L'homme est tellement rompu au maniement des règles de la ‘High Sécurité’ qu'il était au service du manitou transnational qu'est Jean Claude Mimran, la compagnie sucrière sénégalaise à Richard-Toll où Sterlen a d'ailleurs été cueilli dans des conditions rocambolesques aux forts relents de livraison de l'oiseau par ses rivaux qui sont pointés du doigt. Eric Sterlen a-t-il, pour autant, été dénoncé par ses concurrents ? La question est d'autant plus pertinente que c'est à ces deux agences sénégalaises que ‘le crime semble profiter’, pour paraphraser une interrogation d'usage en matière d'enquête.

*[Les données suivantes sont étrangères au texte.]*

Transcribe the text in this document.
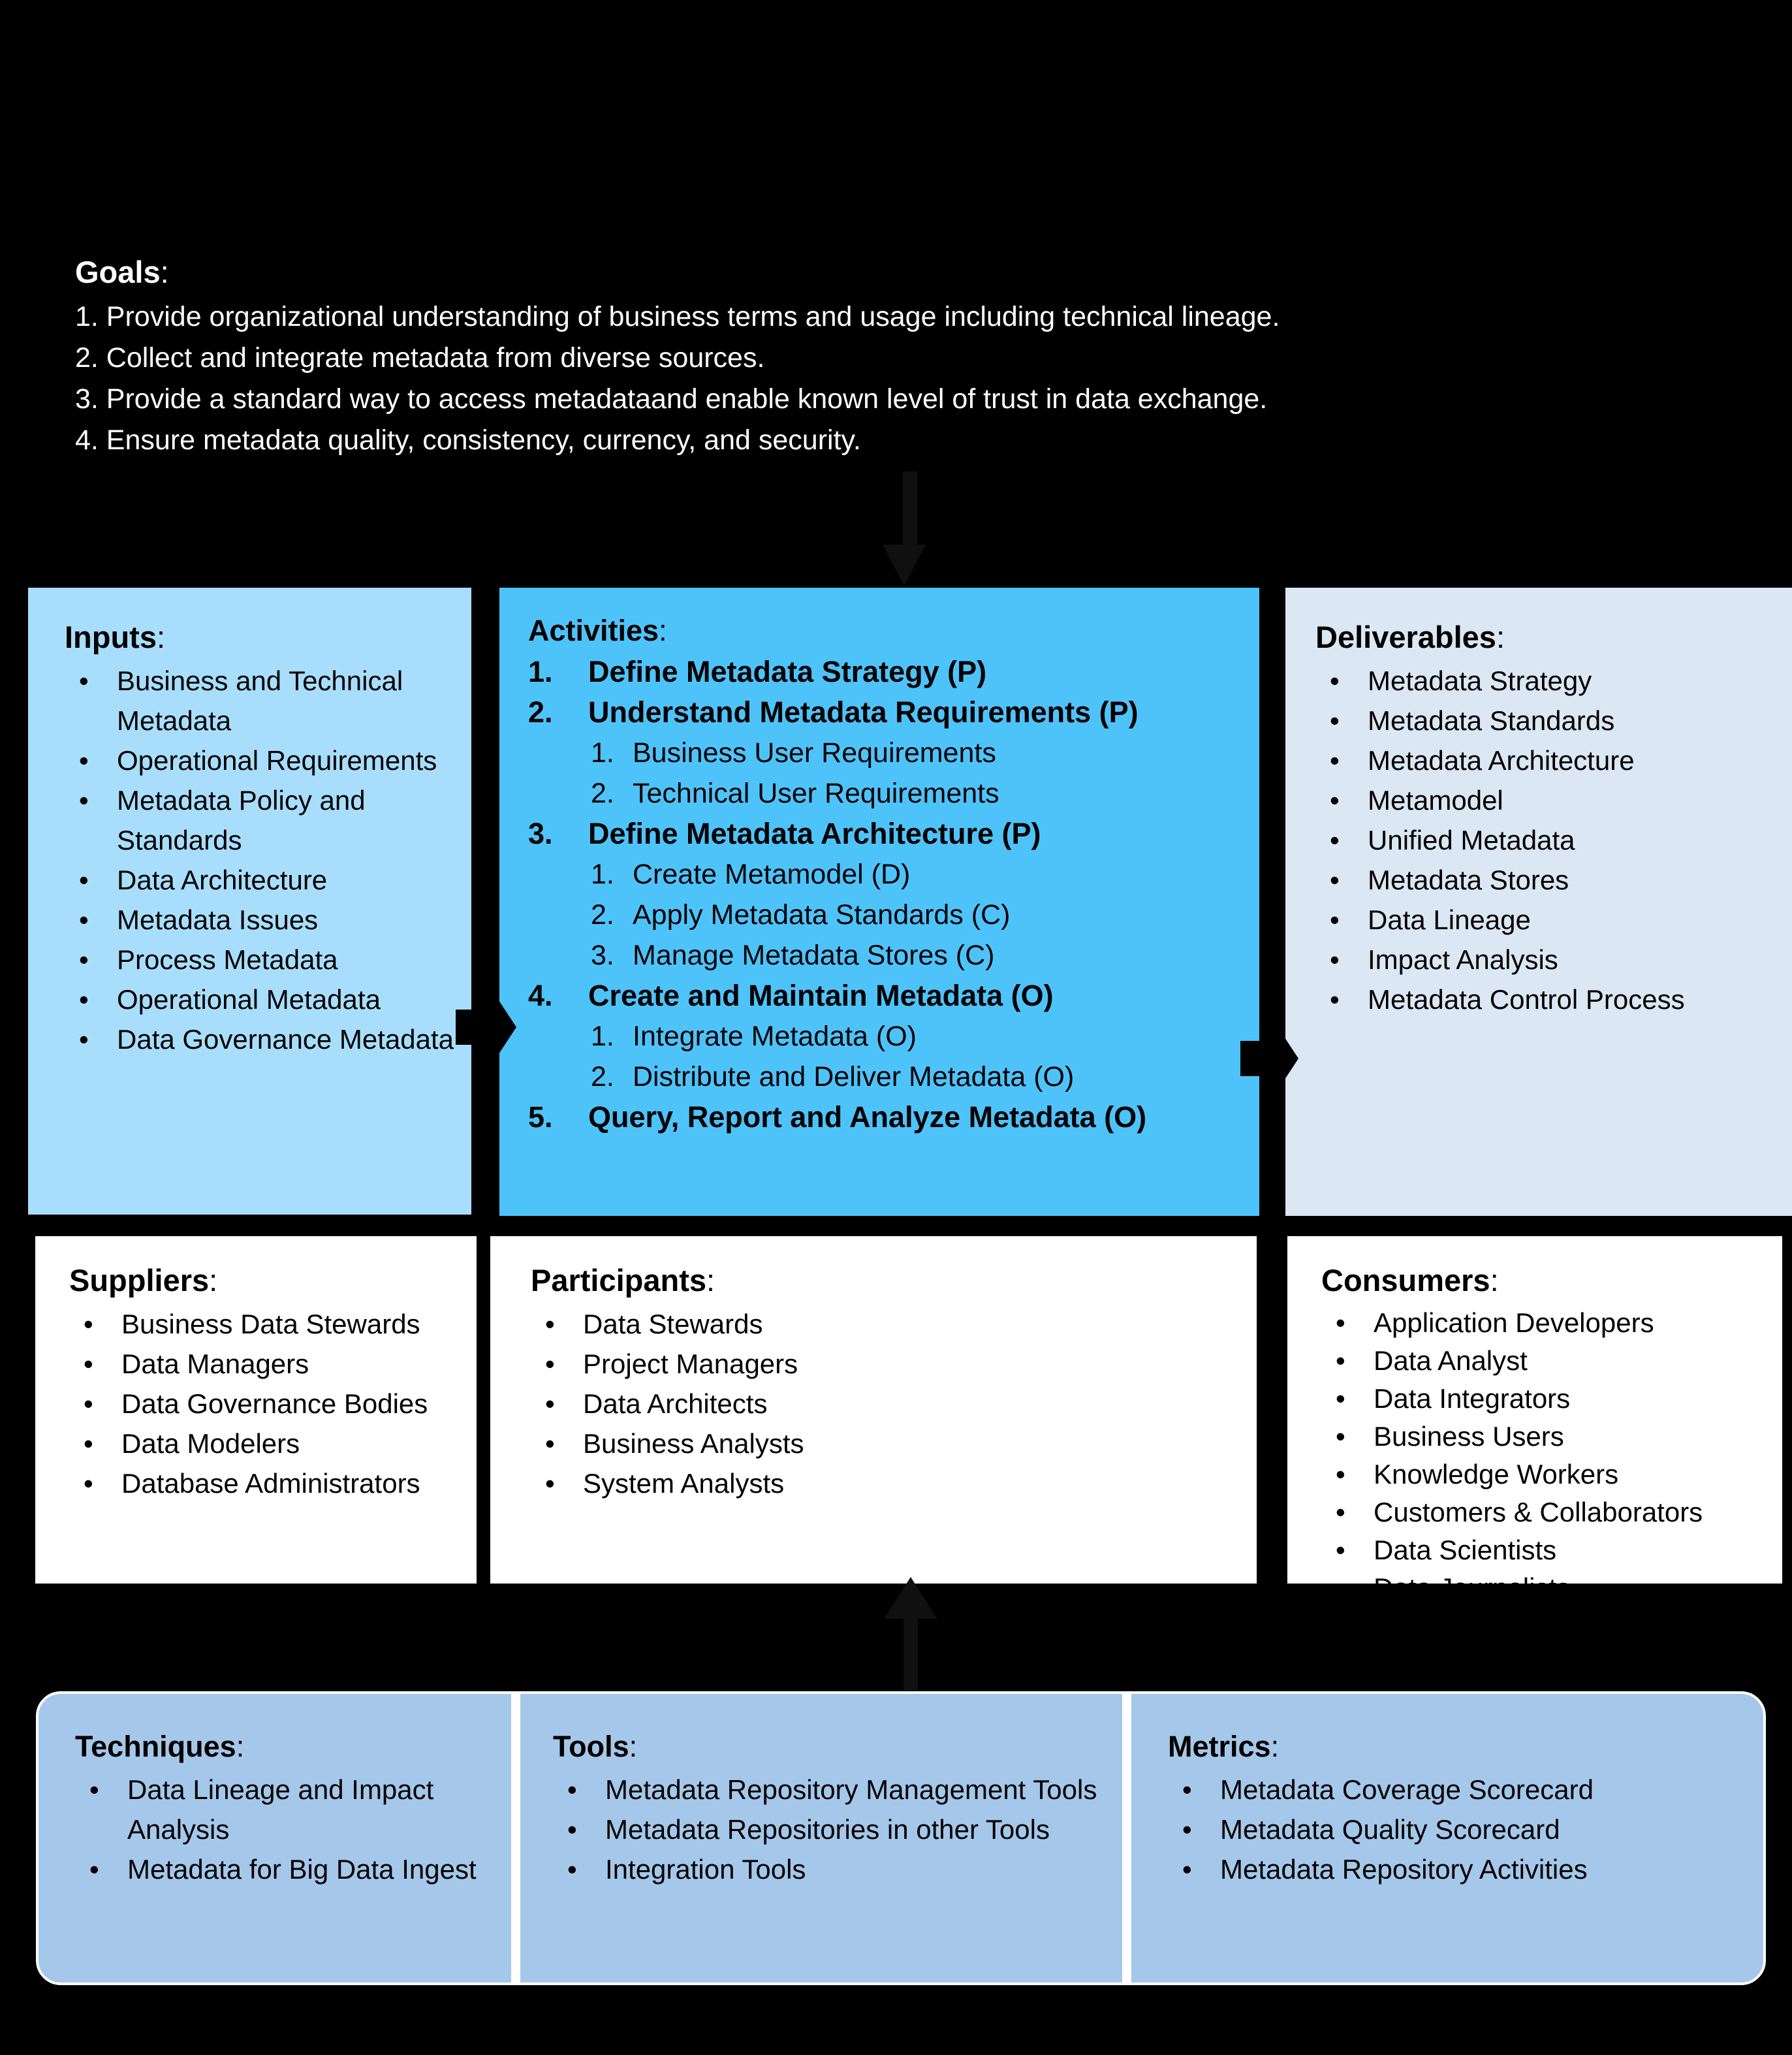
Goals:
1. Provide organizational understanding of business terms and usage including technical lineage.
2. Collect and integrate metadata from diverse sources.
3. Provide a standard way to access metadataand enable known level of trust in data exchange.
4. Ensure metadata quality, consistency, currency, and security.
Inputs:
• Business and Technical Metadata
• Operational Requirements
• Metadata Policy and Standards
• Data Architecture
• Metadata Issues
• Process Metadata
• Operational Metadata
• Data Governance Metadata
Activities:
1.	Define Metadata Strategy (P)
2.	Understand Metadata Requirements (P)
1. Business User Requirements
2. Technical User Requirements
3.	Define Metadata Architecture (P)
1. Create Metamodel (D)
2. Apply Metadata Standards (C)
3. Manage Metadata Stores (C)
4.	Create and Maintain Metadata (O)
1. Integrate Metadata (O)
2. Distribute and Deliver Metadata (O)
5.	Query, Report and Analyze Metadata (O)
Deliverables:
• Metadata Strategy
• Metadata Standards
• Metadata Architecture
• Metamodel
• Unified Metadata
• Metadata Stores
• Data Lineage
• Impact Analysis
• Metadata Control Process
Suppliers:
• Business Data Stewards
• Data Managers
• Data Governance Bodies
• Data Modelers
• Database Administrators
Participants:
• Data Stewards
• Project Managers
• Data Architects
• Business Analysts
• System Analysts
Consumers:
• Application Developers
• Data Analyst
• Data Integrators
• Business Users
• Knowledge Workers
• Customers & Collaborators
• Data Scientists
• Data Journalists
Techniques:
• Data Lineage and Impact Analysis
• Metadata for Big Data Ingest
Tools:
• Metadata Repository Management Tools
• Metadata Repositories in other Tools
• Integration Tools
Metrics:
• Metadata Coverage Scorecard
• Metadata Quality Scorecard
• Metadata Repository Activities
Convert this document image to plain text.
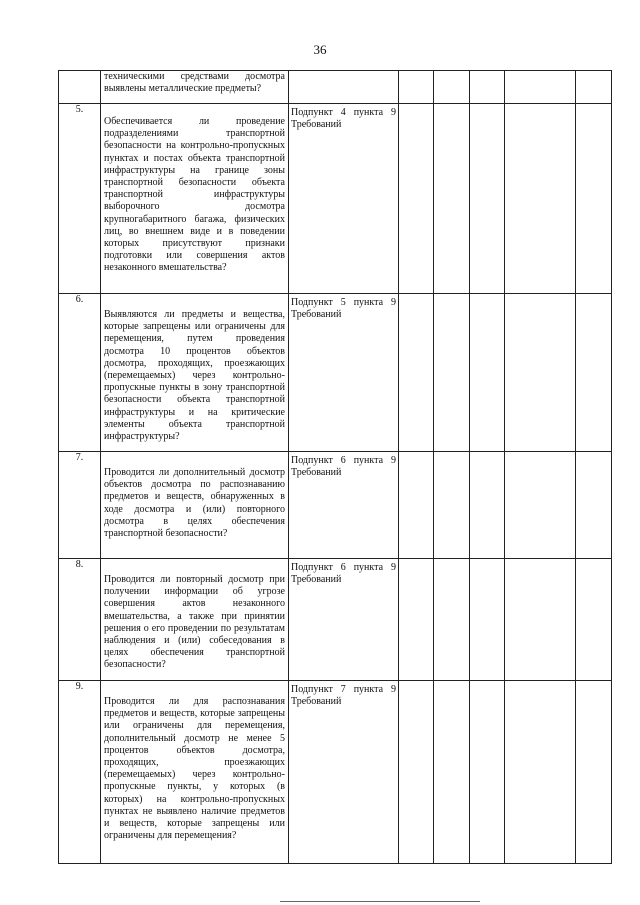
36

	техническими средствами досмотра выявлены металлические предметы?						

5.	Обеспечивается ли проведение подразделениями транспортной безопасности на контрольно-пропускных пунктах и постах объекта транспортной инфраструктуры на границе зоны транспортной безопасности объекта транспортной инфраструктуры выборочного досмотра крупногабаритного багажа, физических лиц, во внешнем виде и в поведении которых присутствуют признаки подготовки или совершения актов незаконного вмешательства?	Подпункт 4 пункта 9 Требований					

6.	Выявляются ли предметы и вещества, которые запрещены или ограничены для перемещения, путем проведения досмотра 10 процентов объектов досмотра, проходящих, проезжающих (перемещаемых) через контрольно-пропускные пункты в зону транспортной безопасности объекта транспортной инфраструктуры и на критические элементы объекта транспортной инфраструктуры?	Подпункт 5 пункта 9 Требований					

7.	Проводится ли дополнительный досмотр объектов досмотра по распознаванию предметов и веществ, обнаруженных в ходе досмотра и (или) повторного досмотра в целях обеспечения транспортной безопасности?	Подпункт 6 пункта 9 Требований					

8.	Проводится ли повторный досмотр при получении информации об угрозе совершения актов незаконного вмешательства, а также при принятии решения о его проведении по результатам наблюдения и (или) собеседования в целях обеспечения транспортной безопасности?	Подпункт 6 пункта 9 Требований					

9.	Проводится ли для распознавания предметов и веществ, которые запрещены или ограничены для перемещения, дополнительный досмотр не менее 5 процентов объектов досмотра, проходящих, проезжающих (перемещаемых) через контрольно-пропускные пункты, у которых (в которых) на контрольно-пропускных пунктах не выявлено наличие предметов и веществ, которые запрещены или ограничены для перемещения?	Подпункт 7 пункта 9 Требований					
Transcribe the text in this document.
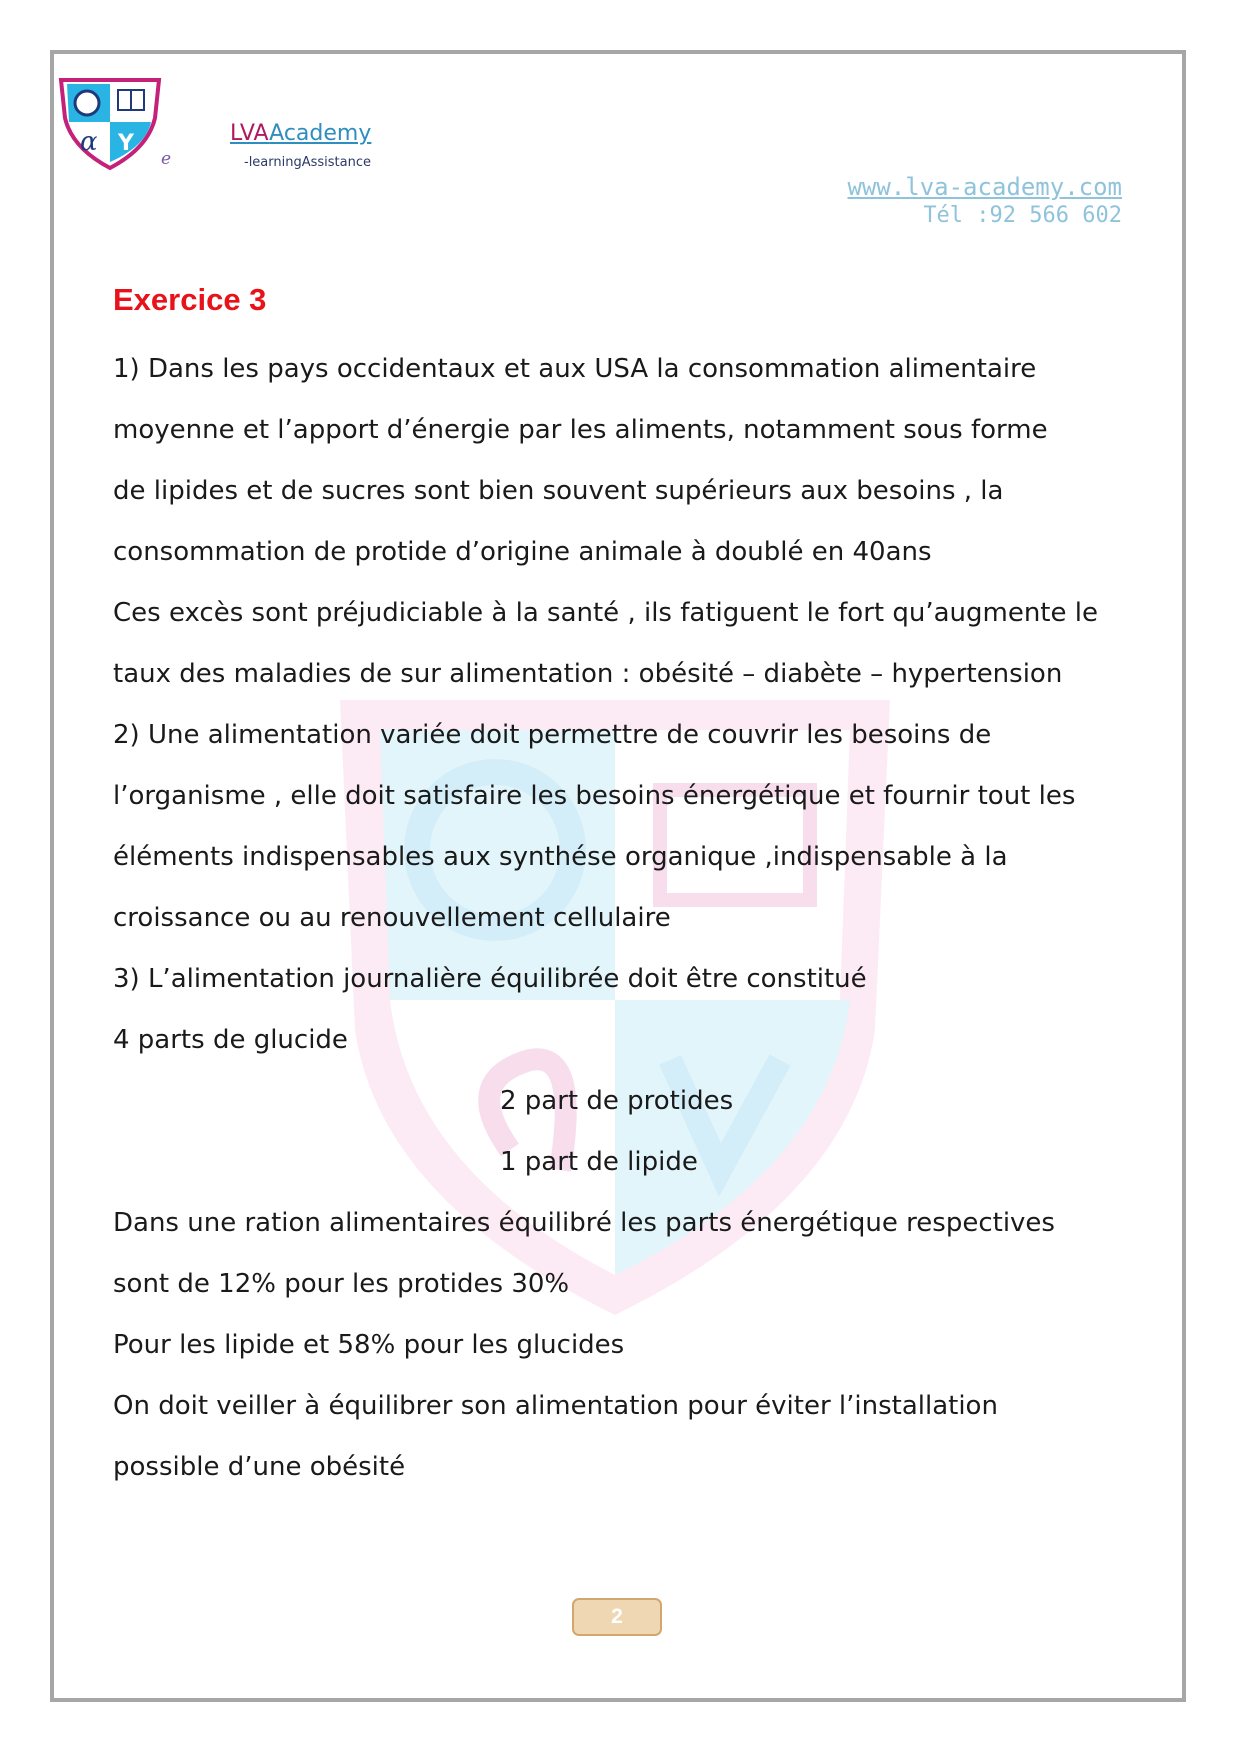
α Y
e
LVAAcademy
-learningAssistance
www.lva-academy.com
Tél :92 566 602
Exercice 3
1) Dans les pays occidentaux et aux USA la consommation alimentaire
moyenne et l’apport d’énergie par les aliments, notamment sous forme
de lipides et de sucres sont bien souvent supérieurs aux besoins , la
consommation de protide d’origine animale à doublé en 40ans
Ces excès sont préjudiciable à la santé , ils fatiguent le fort qu’augmente le
taux des maladies de sur alimentation : obésité – diabète – hypertension
2) Une alimentation variée doit permettre de couvrir les besoins de
l’organisme , elle doit satisfaire les besoins énergétique et fournir tout les
éléments indispensables aux synthése organique ,indispensable à la
croissance ou au renouvellement cellulaire
3) L’alimentation journalière équilibrée doit être constitué
4 parts de glucide
2 part de protides
1 part de lipide
Dans une ration alimentaires équilibré les parts énergétique respectives
sont de 12% pour les protides 30%
Pour les lipide et 58% pour les glucides
On doit veiller à équilibrer son alimentation pour éviter l’installation
possible d’une obésité
2
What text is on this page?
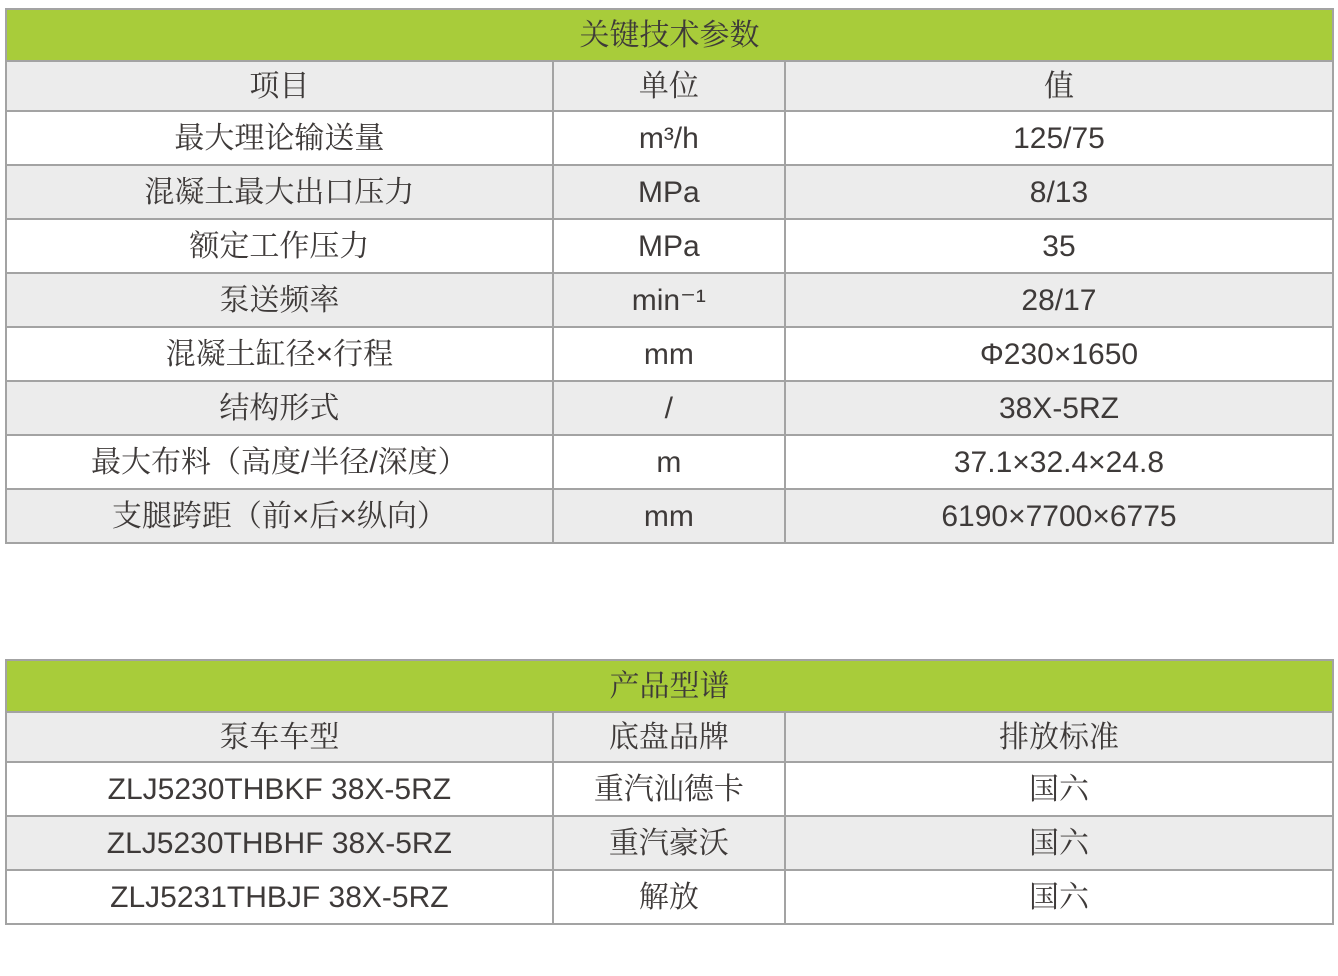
关键技术参数		
项目	单位	值
最大理论输送量	m³/h	125/75
混凝土最大出口压力	MPa	8/13
额定工作压力	MPa	35
泵送频率	min⁻¹	28/17
混凝土缸径×行程	mm	Φ230×1650
结构形式	/	38X-5RZ
最大布料（高度/半径/深度）	m	37.1×32.4×24.8
支腿跨距（前×后×纵向）	mm	6190×7700×6775
产品型谱		
泵车车型	底盘品牌	排放标准
ZLJ5230THBKF 38X-5RZ	重汽汕德卡	国六
ZLJ5230THBHF 38X-5RZ	重汽豪沃	国六
ZLJ5231THBJF 38X-5RZ	解放	国六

Si les dirigeants des ex-officiers de l'armée qui savaient Sterlen recherché par Interpol, sont mis à l'index dans l'interpellation de ce maillon important dans la galaxie Mimran, c'est qu'en effet Eric Sterlen qui, au début, travaillait comme simple employé de Jean Claude, avait non seulement fini par s'imposer, mais avait également réussi à les chasser de cette terre sucrée du nord. Séduits par les talents de l'élève de Bob Denard, les dirigeants de la Css avaient fini par lui proposer de créer sa propre structure. Laquelle précipitera la rupture des contrats des premiers prestataires avant que le marché sucré de Mimran tombe dans son escarcelle, mais dont il n'aura guère le temps de la jouissance du fait de sa brutale arrestation. Une arrestation dont ses co-pensionnaires de Rebeuss risquent de faire les frais, si jamais l'ancien ‘mercenaire’ pète les plombs sur provocations d'autres caïds. Une raison parmi d'autres d'ordre juridique dans l'âpre bataille que mènent ses avocats pour lui décocher la liberté, la France étant donnée forclose dans sa demande d'extradition.
...ses avocats pressent la justice. :
Le rôle de la chambre d'accusation de la Cour d'appel risque de crouler sous le poids des multiples requêtes aux fins de mise en liberté qui s'enchaînent depuis 72 heures au moins, sous la houlette des nombreux conseils de l'inculpé français, la dernière datant d'hier seulement. Si c'est le branle-bas de combat chez les avocats de Sterlen c'est que les robes noires redoutent que leur client soit extradé arbitrairement, ayant abouti à la conclusion que l'Etat français est de toute façon déchue de son droit quoiqu'étant lié au Sénégal part une convention d'extradition. Entre le 29 juin, date de l'arrestation du sujet français et maintenant, les conseils martèlent à qui veut les entendre que le délai de 20 jours pour formaliser une telle demande est totalement épuisé. Et de marquer alors leur étonnement face au peu d'empressement du parquet général quant à la saisine de la chambre d'accusation pour statuer sur le sort de leur client. Ils n'excluent même pas de saisir la tutelle sur ce qui à leur yeux relèvent d'‘un grave dysfonctionnement de la justice’. Déjà que la procédure n'était, au début, pas exempte de tout reproche avant sa régularisation le 3 juillet lors de l'audition du mis en cause par le parquet.
En fait certaines indiscrétion voient dans cette sorte de ‘louvoiement’ du juge une volonté du Sénégal de ne pas frustrer l'ancien colonisateur en le mettant devant le fait accompli. On guette le moindre signe de la France pour voir dans quelle direction aller. En attendant la Css, sur le qui-vive, a, elle aussi, commis un conseil particulièrement attentif à l'évolution du dossier, ‘pour parer à toute mauvaise surprise’.